I expect the measurements in my model to show at least some collinearity (ex: a drop in Cecal_pH is probably driven by increased acetate, propionate, and/or butyrate in this dataset). Will this affect how I build my regression formula?
In the attached regression summary, raw values in the "projected prediction" plot form three distinct clusters which most of the predicted values fall within. However, a minority of them fall outside the bottom-right cluster. The distribution of raw values looks strange compared to what I've seen elsewhere, and the presence of predicted values outside the "range" of raw values is troubling me a bit. Does this mean that the model has poor predictive power? Can I 'trust' any results I get?
regression_summary.qzv (7.4 MB)
I explored the relationship between balance 'y4' and butyrate. In the log-ratio:butyrate plot produced by balance-taxonomy, I expected the relationship to be linear but it actually looks logarithmic. Is this a 'reasonable' result, or does it indicate some underlying issues with the model?
y4_taxa_summary_butyrate_L4.qzv (126.4 KB)

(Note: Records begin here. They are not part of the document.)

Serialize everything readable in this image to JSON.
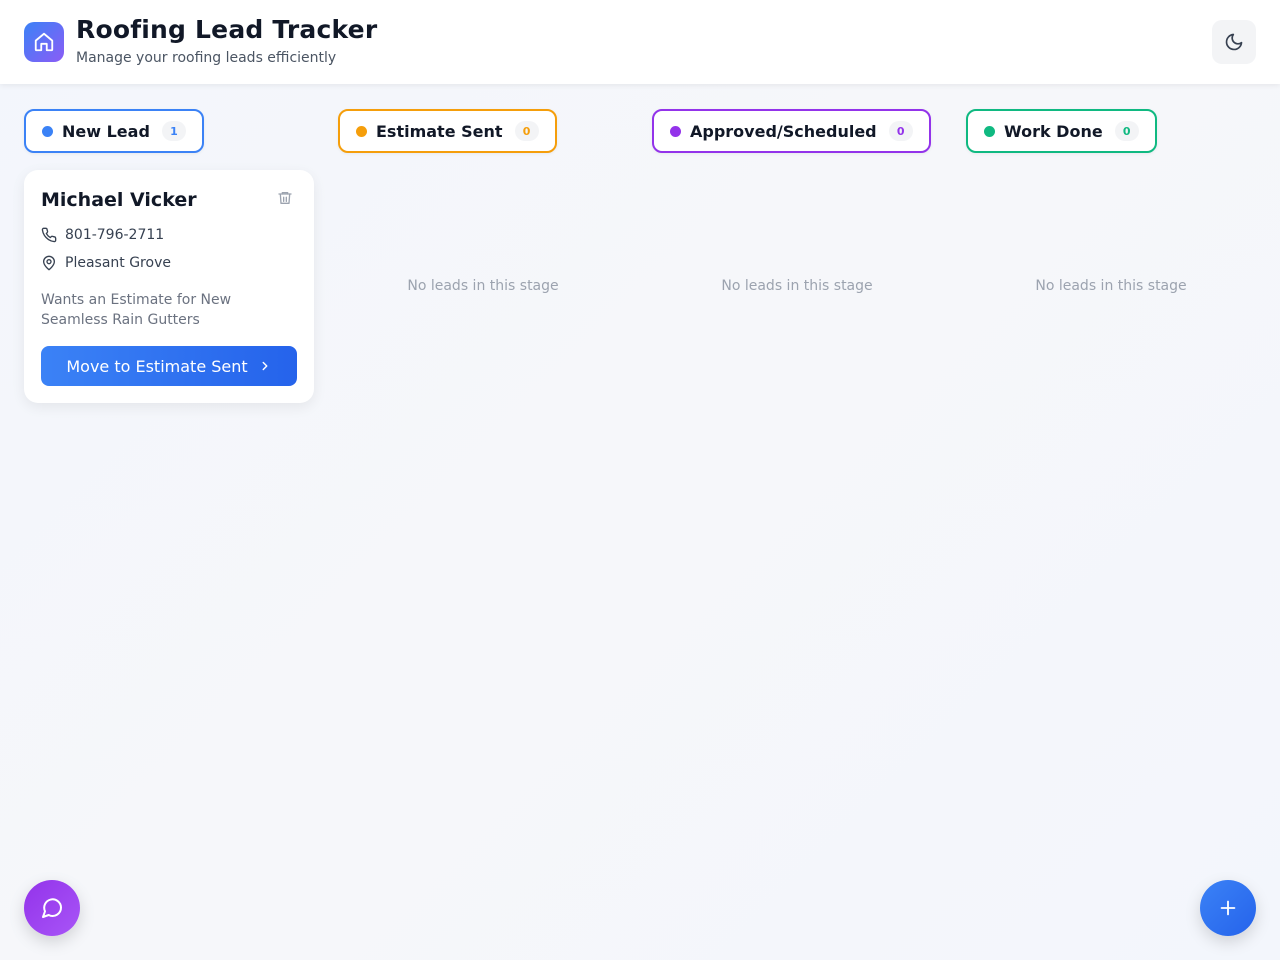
{
  "header": {
    "title": "Roofing Lead Tracker",
    "subtitle": "Manage your roofing leads efficiently",
    "logo_icon": "home-icon",
    "theme_toggle_icon": "moon-icon"
  },
  "stages": [
    {
      "label": "New Lead",
      "count": "1",
      "color": "#3b82f6"
    },
    {
      "label": "Estimate Sent",
      "count": "0",
      "color": "#f59e0b"
    },
    {
      "label": "Approved/Scheduled",
      "count": "0",
      "color": "#9333ea"
    },
    {
      "label": "Work Done",
      "count": "0",
      "color": "#10b981"
    }
  ],
  "empty_message": "No leads in this stage",
  "lead": {
    "name": "Michael Vicker",
    "phone": "801-796-2711",
    "location": "Pleasant Grove",
    "notes": "Wants an Estimate for New Seamless Rain Gutters",
    "action_label": "Move to Estimate Sent"
  },
  "fabs": {
    "chat_icon": "message-circle-icon",
    "add_icon": "plus-icon"
  },
  "colors": {
    "accent": "#3b82f6",
    "chat_fab": "#9333ea"
  }
}
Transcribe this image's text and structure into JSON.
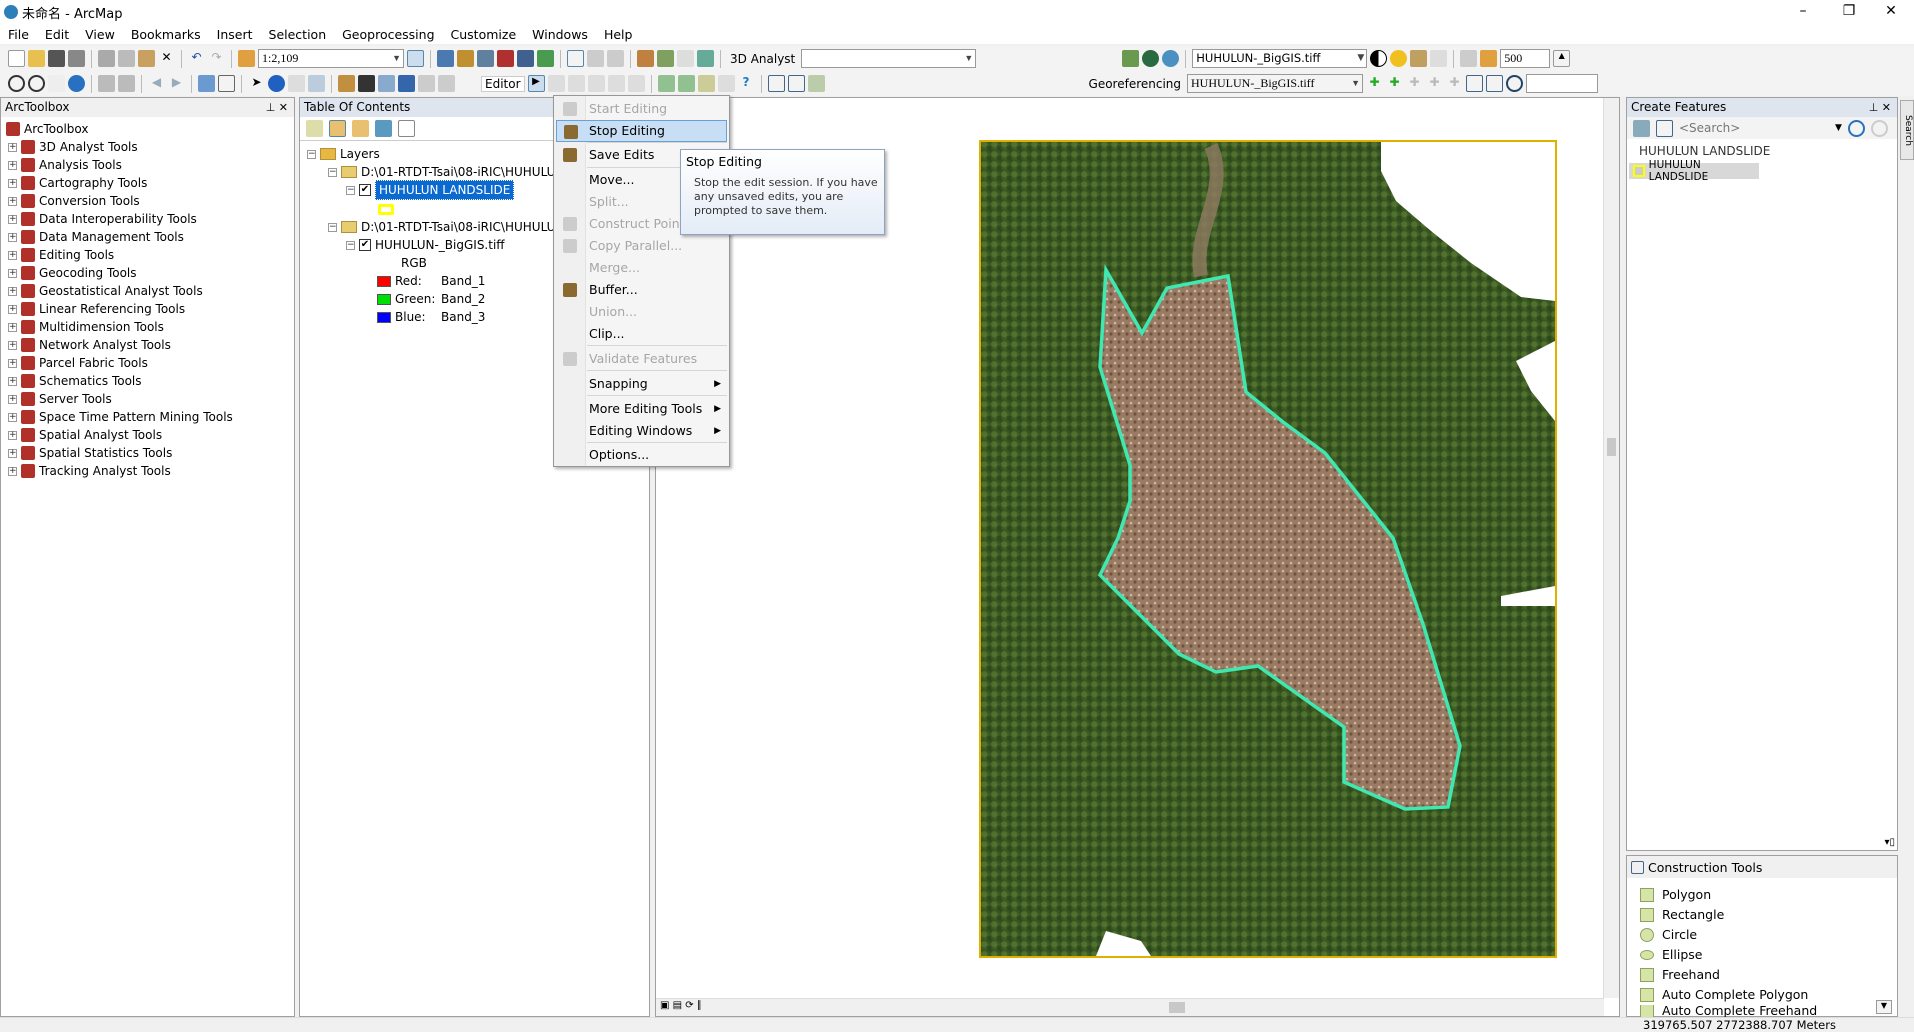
{
  "window": {
    "title": "未命名 - ArcMap",
    "controls": [
      "–",
      "❐",
      "✕"
    ]
  },
  "menubar": [
    "File",
    "Edit",
    "View",
    "Bookmarks",
    "Insert",
    "Selection",
    "Geoprocessing",
    "Customize",
    "Windows",
    "Help"
  ],
  "toolbar": {
    "scale": "1:2,109",
    "analyst_label": "3D Analyst",
    "editor_label": "Editor",
    "layer_combo": "HUHULUN-_BigGIS.tiff",
    "height_value": "500",
    "georef_label": "Georeferencing",
    "georef_layer": "HUHULUN-_BigGIS.tiff"
  },
  "arctoolbox": {
    "title": "ArcToolbox",
    "root": "ArcToolbox",
    "items": [
      "3D Analyst Tools",
      "Analysis Tools",
      "Cartography Tools",
      "Conversion Tools",
      "Data Interoperability Tools",
      "Data Management Tools",
      "Editing Tools",
      "Geocoding Tools",
      "Geostatistical Analyst Tools",
      "Linear Referencing Tools",
      "Multidimension Tools",
      "Network Analyst Tools",
      "Parcel Fabric Tools",
      "Schematics Tools",
      "Server Tools",
      "Space Time Pattern Mining Tools",
      "Spatial Analyst Tools",
      "Spatial Statistics Tools",
      "Tracking Analyst Tools"
    ]
  },
  "toc": {
    "title": "Table Of Contents",
    "root": "Layers",
    "folder1": "D:\\01-RTDT-Tsai\\08-iRIC\\HUHULUN",
    "layer1": "HUHULUN LANDSLIDE",
    "folder2": "D:\\01-RTDT-Tsai\\08-iRIC\\HUHULUN",
    "layer2": "HUHULUN-_BigGIS.tiff",
    "rgb": "RGB",
    "bands": [
      {
        "label": "Red:",
        "band": "Band_1",
        "color": "#ff0000"
      },
      {
        "label": "Green:",
        "band": "Band_2",
        "color": "#00e000"
      },
      {
        "label": "Blue:",
        "band": "Band_3",
        "color": "#0000ff"
      }
    ]
  },
  "editor_menu": {
    "items": [
      {
        "label": "Start Editing",
        "disabled": true
      },
      {
        "label": "Stop Editing",
        "highlighted": true
      },
      {
        "label": "Save Edits"
      },
      {
        "label": "Move..."
      },
      {
        "label": "Split...",
        "disabled": true
      },
      {
        "label": "Construct Points...",
        "disabled": true
      },
      {
        "label": "Copy Parallel...",
        "disabled": true
      },
      {
        "label": "Merge...",
        "disabled": true
      },
      {
        "label": "Buffer..."
      },
      {
        "label": "Union...",
        "disabled": true
      },
      {
        "label": "Clip..."
      },
      {
        "label": "Validate Features",
        "disabled": true
      },
      {
        "label": "Snapping",
        "submenu": true
      },
      {
        "label": "More Editing Tools",
        "submenu": true
      },
      {
        "label": "Editing Windows",
        "submenu": true
      },
      {
        "label": "Options..."
      }
    ]
  },
  "tooltip": {
    "title": "Stop Editing",
    "body": "Stop the edit session. If you have any unsaved edits, you are prompted to save them."
  },
  "create_features": {
    "title": "Create Features",
    "search_placeholder": "<Search>",
    "group": "HUHULUN LANDSLIDE",
    "template": "HUHULUN LANDSLIDE",
    "side_tab": "Search"
  },
  "construction_tools": {
    "title": "Construction Tools",
    "items": [
      "Polygon",
      "Rectangle",
      "Circle",
      "Ellipse",
      "Freehand",
      "Auto Complete Polygon",
      "Auto Complete Freehand"
    ]
  },
  "status": {
    "coords": "319765.507  2772388.707 Meters"
  },
  "colors": {
    "polygon_outline": "#3ee8b0",
    "selection": "#0a6ad0",
    "symbol_fill": "#ffff00",
    "frame": "#e0b000"
  }
}
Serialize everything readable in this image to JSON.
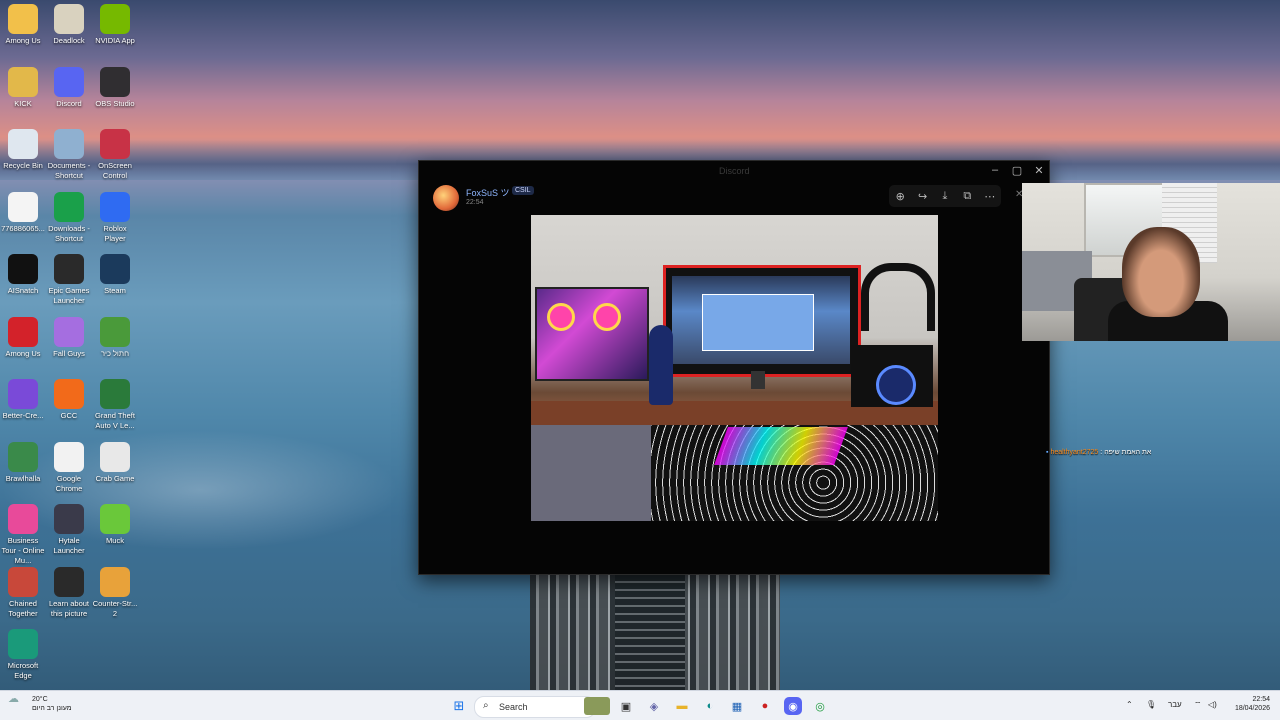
{
  "desktop": {
    "icons": [
      {
        "label": "Among Us",
        "icon": "folder-icon",
        "color": "#f2c04a"
      },
      {
        "label": "Deadlock",
        "icon": "deadlock-icon",
        "color": "#d9d2bf"
      },
      {
        "label": "NVIDIA App",
        "icon": "nvidia-icon",
        "color": "#76b900"
      },
      {
        "label": "KICK",
        "icon": "kick-icon",
        "color": "#e2b84a"
      },
      {
        "label": "Discord",
        "icon": "discord-icon",
        "color": "#5865f2"
      },
      {
        "label": "OBS Studio",
        "icon": "obs-icon",
        "color": "#302e31"
      },
      {
        "label": "Recycle Bin",
        "icon": "recycle-bin-icon",
        "color": "#dfe7ef"
      },
      {
        "label": "Documents - Shortcut",
        "icon": "documents-icon",
        "color": "#8fb0d0"
      },
      {
        "label": "OnScreen Control",
        "icon": "onscreen-control-icon",
        "color": "#c83246"
      },
      {
        "label": "776886065...",
        "icon": "file-icon",
        "color": "#f4f4f4"
      },
      {
        "label": "Downloads - Shortcut",
        "icon": "downloads-icon",
        "color": "#1aa04a"
      },
      {
        "label": "Roblox Player",
        "icon": "roblox-icon",
        "color": "#2f6bf2"
      },
      {
        "label": "AISnatch",
        "icon": "aisnatch-icon",
        "color": "#111111"
      },
      {
        "label": "Epic Games Launcher",
        "icon": "epic-games-icon",
        "color": "#2a2a2a"
      },
      {
        "label": "Steam",
        "icon": "steam-icon",
        "color": "#1b3a5c"
      },
      {
        "label": "Among Us",
        "icon": "among-us-icon",
        "color": "#d3222a"
      },
      {
        "label": "Fall Guys",
        "icon": "fall-guys-icon",
        "color": "#a56ee0"
      },
      {
        "label": "חתול כיר",
        "icon": "game-icon",
        "color": "#4a9a3a"
      },
      {
        "label": "Better-Cre...",
        "icon": "better-crewlink-icon",
        "color": "#7a4ad8"
      },
      {
        "label": "GCC",
        "icon": "gcc-icon",
        "color": "#f26a1a"
      },
      {
        "label": "Grand Theft Auto V Le...",
        "icon": "gta-icon",
        "color": "#2a7a3a"
      },
      {
        "label": "Brawlhalla",
        "icon": "brawlhalla-icon",
        "color": "#3a8a4a"
      },
      {
        "label": "Google Chrome",
        "icon": "chrome-icon",
        "color": "#f2f2f2"
      },
      {
        "label": "Crab Game",
        "icon": "crab-game-icon",
        "color": "#e8e8e8"
      },
      {
        "label": "Business Tour - Online Mu...",
        "icon": "business-tour-icon",
        "color": "#e84a9a"
      },
      {
        "label": "Hytale Launcher",
        "icon": "hytale-icon",
        "color": "#3a3a4a"
      },
      {
        "label": "Muck",
        "icon": "muck-icon",
        "color": "#6ac83a"
      },
      {
        "label": "Chained Together",
        "icon": "chained-together-icon",
        "color": "#c8483a"
      },
      {
        "label": "Learn about this picture",
        "icon": "learn-about-picture-icon",
        "color": "#2a2a2a"
      },
      {
        "label": "Counter-Str... 2",
        "icon": "cs2-icon",
        "color": "#e8a23a"
      },
      {
        "label": "Microsoft Edge",
        "icon": "edge-icon",
        "color": "#1a9a7a"
      }
    ]
  },
  "viewer": {
    "window_title": "Discord",
    "author_name": "FoxSuS ツ",
    "author_badge": "CSIL",
    "timestamp": "22:54",
    "toolbar": [
      "zoom-in-icon",
      "share-icon",
      "download-icon",
      "open-external-icon",
      "more-icon"
    ]
  },
  "overlay_chat": {
    "username": "healthyant2725",
    "message": "את האמת שיפה"
  },
  "taskbar": {
    "weather_temp": "20°C",
    "weather_text": "מעונן רב היום",
    "search_label": "Search",
    "language": "עבר",
    "time": "22:54",
    "date": "18/04/2026"
  }
}
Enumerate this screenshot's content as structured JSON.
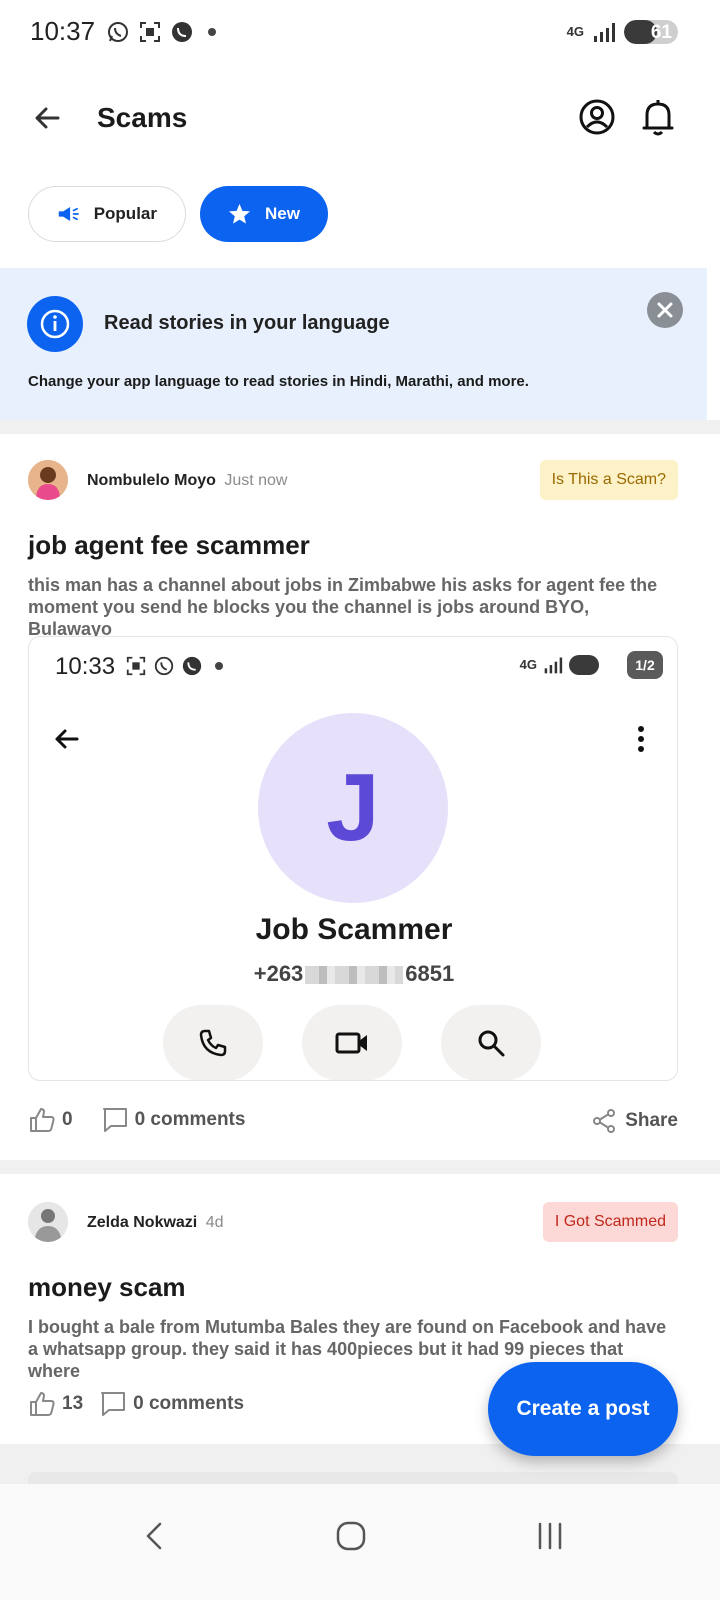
{
  "status_bar": {
    "time": "10:37",
    "network": "4G",
    "battery": "61",
    "battery_level": 0.61
  },
  "header": {
    "title": "Scams"
  },
  "tabs": [
    {
      "label": "Popular",
      "active": false
    },
    {
      "label": "New",
      "active": true
    }
  ],
  "language_banner": {
    "title": "Read stories in your language",
    "subtitle": "Change your app language to read stories in Hindi, Marathi, and more."
  },
  "posts": [
    {
      "author": "Nombulelo Moyo",
      "time": "Just now",
      "badge": "Is This a Scam?",
      "title": "job agent fee scammer",
      "body": "this man has a channel about jobs in Zimbabwe his asks for agent fee the moment you send he blocks you the channel is jobs around BYO, Bulawayo",
      "image": {
        "time": "10:33",
        "network": "4G",
        "page_counter": "1/2",
        "contact_initial": "J",
        "contact_name": "Job Scammer",
        "number_prefix": "+263",
        "number_suffix": "6851"
      },
      "likes": "0",
      "comments": "0 comments",
      "share_label": "Share"
    },
    {
      "author": "Zelda Nokwazi",
      "time": "4d",
      "badge": "I Got Scammed",
      "title": "money scam",
      "body": "I bought a bale from Mutumba Bales they are found on Facebook and have a whatsapp group. they said it has 400pieces but it had 99 pieces that where",
      "likes": "13",
      "comments": "0 comments"
    }
  ],
  "fab": {
    "label": "Create a post"
  },
  "colors": {
    "accent": "#0b63ef",
    "banner_bg": "#e7f0fc",
    "badge_yellow": "#fdf1c8",
    "badge_red": "#fcd9d6"
  }
}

Thanks for any help you can offer! If anything needs clarification please let me know!

mortonjt · December 20, 2019, 8:34pm

Hi @Zachary_Bendiks note that we are currently deprecating these functionality in gneiss and recommend to instead look at songbird and aldex2

There have been a few other related posts on this, so feel free to read those

Regarding your questions

Yes, log ratios largely negate the need for rarefaction - but the issue with zeros remains. This is better handled in songbird and aldex2 due to their Multinomial model.
Definitely, collinearity is still a problem in differential abundance. The standard statistical recommendations still apply here - I'd start with fitting multiple models and comparing their differences.
We're deprecating this functionality and recommend songbird/aldex2 instead. So no, please don't trust those results.
Nature is often non-linear, so maybe this isn't completely unexpected. Linear methods can help with insights on this, but certainly won't be the best model for this.

system · January 21, 2020, 2:44am

This topic was automatically closed 31 days after the last reply. New replies are no longer allowed.